Fiori: grandi infiorescenze piramidali erette a candelabro, lunghe  20-30 cm che compaiono dopo le foglie in aprile-maggio. I fiori sono bianchi con all’interno del calice macchie gialle che diventano rosse quando sono impollinate. I fiori possono essere ermafroditi o unisessuali,  intensamente profumati.  Nella varietà “carnea”  i fiori sono  di colore rosa-rosso.

Frutti: ricordano quello dei castagni,  sono infatti grossi ricci, verdastri ricoperti da corte spine, che si aprono in autunno per liberare 2-3 grossi semi bruni, lucidi (castagne matte) non commestibili per gli uomini (le vere castagne invece sono dei frutti). Dopo la caduta dall’albero il riccio solitamente si decompone velocemente e non lascia tracce evidenti nell’anno successivo.

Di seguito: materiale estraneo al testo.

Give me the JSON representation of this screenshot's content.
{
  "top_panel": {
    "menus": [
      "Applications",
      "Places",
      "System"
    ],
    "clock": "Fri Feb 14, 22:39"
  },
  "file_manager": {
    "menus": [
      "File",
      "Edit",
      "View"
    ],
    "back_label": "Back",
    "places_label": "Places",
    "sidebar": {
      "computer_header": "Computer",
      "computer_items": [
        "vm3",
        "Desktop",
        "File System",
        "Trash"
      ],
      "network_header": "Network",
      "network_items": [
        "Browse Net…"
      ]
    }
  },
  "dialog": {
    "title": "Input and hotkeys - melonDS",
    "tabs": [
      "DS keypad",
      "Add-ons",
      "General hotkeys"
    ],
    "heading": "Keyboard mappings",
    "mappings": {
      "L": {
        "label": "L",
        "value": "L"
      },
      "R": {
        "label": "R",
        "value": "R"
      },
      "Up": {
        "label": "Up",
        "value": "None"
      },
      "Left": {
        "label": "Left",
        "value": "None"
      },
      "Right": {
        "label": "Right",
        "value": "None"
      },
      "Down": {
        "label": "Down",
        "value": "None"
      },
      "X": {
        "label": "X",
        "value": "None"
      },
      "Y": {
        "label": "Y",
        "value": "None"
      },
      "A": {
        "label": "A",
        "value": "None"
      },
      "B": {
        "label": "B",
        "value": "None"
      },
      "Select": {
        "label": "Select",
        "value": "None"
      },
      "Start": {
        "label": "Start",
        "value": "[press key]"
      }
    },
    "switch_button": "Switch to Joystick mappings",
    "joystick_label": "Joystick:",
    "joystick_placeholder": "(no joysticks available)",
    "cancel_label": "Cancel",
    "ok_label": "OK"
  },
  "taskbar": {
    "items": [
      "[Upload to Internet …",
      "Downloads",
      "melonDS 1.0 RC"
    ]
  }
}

Utilizzo/Particolarità: importato dai paesi balcanici nel 16° secolo si è ben acclimatato nelle nostre regioni e viene utilizzato nell’arredo di viali e parchi cittadini per la sua fioritura bella e profumata e per l’ombra fitta della sua chioma. Recentemente questi alberi sono stati attaccati dalla larva di una farfalla ( Cameraria ohridella) chiamata comunemente minatrice dell’ippocastano che nutrendosi della linfa delle foglie porta a morte l’albero in una stagione.
Dai fiori si ricavano prodotti di profumeria. Il suo legno non pregiato viene utilizzato per piccoli lavori artigianali. Dalla corteccia si estraggono un tannino e una resina, dai semi si ricava l’escina utile come antiinfiammatorio e tonico per le pareti venose.

Nel nostro parco sono presenti quattro giovani ippocastani  collocati nella propagine del parco verso via Repubblica e via Zandonai ed un esemplare di varietà carnea all’ingresso del Parco da via Attimo.